The claims were part of a wrongful death and civil rights lawsuit brought against both the officers as well as the city of Seattle.
The officers were responding to a burglary call at Lyles' apartment in June of 2017 when they say the pregnant woman and mother of four tried to stab them.
On January 4, King County Judge Julie Spector granted officers Jason Anderson and Steven McNew's motion for summary judgement. The motion argued that the officers were not legally liable for the negligent infliction of emotional distress because Lyles was committing multiple felonies while she was shot.
Lyles' relatives, however, say she was mentally ill and believe the officers could have deescalated the situation without killing her.
Now, attorneys for the family of Lyles say they plan to appeal Judge Spector's decision.
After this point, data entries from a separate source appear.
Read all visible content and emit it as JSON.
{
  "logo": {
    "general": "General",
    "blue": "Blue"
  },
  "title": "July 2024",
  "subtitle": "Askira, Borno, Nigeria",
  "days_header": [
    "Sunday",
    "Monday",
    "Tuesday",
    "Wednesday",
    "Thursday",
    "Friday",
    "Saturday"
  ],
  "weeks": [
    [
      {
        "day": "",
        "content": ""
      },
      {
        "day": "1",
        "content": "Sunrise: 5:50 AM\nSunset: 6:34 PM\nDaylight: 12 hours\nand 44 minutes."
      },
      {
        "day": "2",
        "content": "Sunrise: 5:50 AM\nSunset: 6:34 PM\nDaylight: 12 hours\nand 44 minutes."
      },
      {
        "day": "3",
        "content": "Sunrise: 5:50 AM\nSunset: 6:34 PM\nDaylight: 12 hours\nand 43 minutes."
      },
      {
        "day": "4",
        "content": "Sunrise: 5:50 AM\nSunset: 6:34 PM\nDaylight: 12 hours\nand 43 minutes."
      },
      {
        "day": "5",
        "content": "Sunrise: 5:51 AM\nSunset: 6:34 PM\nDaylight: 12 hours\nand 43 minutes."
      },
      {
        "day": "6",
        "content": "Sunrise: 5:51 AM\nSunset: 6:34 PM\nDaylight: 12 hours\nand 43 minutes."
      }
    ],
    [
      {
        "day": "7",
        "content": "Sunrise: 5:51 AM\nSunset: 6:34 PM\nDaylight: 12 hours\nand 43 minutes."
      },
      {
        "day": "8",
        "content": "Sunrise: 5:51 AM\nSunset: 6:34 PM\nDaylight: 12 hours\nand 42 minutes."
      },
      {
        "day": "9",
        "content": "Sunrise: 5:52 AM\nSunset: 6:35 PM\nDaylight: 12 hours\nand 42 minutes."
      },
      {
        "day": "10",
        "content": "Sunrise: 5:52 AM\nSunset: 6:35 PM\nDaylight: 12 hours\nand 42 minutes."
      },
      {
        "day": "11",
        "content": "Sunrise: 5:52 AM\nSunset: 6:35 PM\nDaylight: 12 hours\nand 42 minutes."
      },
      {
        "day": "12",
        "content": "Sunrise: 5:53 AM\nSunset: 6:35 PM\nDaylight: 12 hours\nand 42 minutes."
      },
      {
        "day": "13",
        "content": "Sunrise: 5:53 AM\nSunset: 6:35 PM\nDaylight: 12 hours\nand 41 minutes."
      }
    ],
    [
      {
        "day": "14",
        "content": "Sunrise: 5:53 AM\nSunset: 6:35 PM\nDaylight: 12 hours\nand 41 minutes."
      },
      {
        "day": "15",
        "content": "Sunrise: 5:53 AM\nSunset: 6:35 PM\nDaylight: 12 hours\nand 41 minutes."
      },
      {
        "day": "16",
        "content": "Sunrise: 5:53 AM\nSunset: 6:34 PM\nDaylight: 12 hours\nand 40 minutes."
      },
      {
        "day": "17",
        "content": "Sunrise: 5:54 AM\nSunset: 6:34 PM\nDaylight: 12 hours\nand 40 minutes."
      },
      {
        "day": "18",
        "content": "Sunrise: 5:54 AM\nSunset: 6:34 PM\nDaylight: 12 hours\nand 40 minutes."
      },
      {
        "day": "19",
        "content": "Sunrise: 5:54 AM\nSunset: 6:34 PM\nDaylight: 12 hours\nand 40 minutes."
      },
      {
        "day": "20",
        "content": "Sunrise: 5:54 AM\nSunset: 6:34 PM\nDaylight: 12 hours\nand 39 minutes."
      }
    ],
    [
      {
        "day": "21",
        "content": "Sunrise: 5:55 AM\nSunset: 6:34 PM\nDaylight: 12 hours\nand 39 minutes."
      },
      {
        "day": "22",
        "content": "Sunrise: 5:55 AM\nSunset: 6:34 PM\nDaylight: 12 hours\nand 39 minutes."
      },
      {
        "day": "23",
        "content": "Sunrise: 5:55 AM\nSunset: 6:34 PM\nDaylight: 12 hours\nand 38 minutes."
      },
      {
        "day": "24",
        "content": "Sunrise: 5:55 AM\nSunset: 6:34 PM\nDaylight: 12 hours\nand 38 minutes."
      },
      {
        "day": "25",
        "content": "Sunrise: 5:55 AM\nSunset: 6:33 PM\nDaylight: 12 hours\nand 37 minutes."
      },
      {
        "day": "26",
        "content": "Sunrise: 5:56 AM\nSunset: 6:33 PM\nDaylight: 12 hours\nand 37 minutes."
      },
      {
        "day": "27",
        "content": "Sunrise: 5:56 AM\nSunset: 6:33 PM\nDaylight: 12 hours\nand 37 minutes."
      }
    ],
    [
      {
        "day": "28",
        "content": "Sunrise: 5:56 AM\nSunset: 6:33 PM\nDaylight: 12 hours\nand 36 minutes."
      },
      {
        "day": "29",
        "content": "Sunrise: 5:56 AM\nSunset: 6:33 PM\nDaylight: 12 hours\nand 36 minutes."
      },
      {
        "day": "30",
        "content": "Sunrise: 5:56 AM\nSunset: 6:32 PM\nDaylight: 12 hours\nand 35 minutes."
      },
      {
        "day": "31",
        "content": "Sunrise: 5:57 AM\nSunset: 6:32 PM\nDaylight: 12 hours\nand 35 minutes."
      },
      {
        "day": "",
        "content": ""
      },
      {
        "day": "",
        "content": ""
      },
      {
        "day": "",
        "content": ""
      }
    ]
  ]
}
Meanwhile, the claim against the city of Seattle in this case is continuing.
The Seattle Police Department’s Force Review Board ruled unanimously in November that the two officers used proper tactics and decision making, followed their training and did not violate deescalation and crisis-intervention policies.
Following Tuesday’s dismissal, the attorneys for the two officers praised Judge Spector's ruling.
"While this case stems from a tragedy, we are pleased that the Court reached the correct conclusion and recognized that our clients’ use of force was reasonable and appropriate under the challenging and rapidly evolving circumstances they faced," attorneys Robert Christie and Megan Coluccio said in a statement.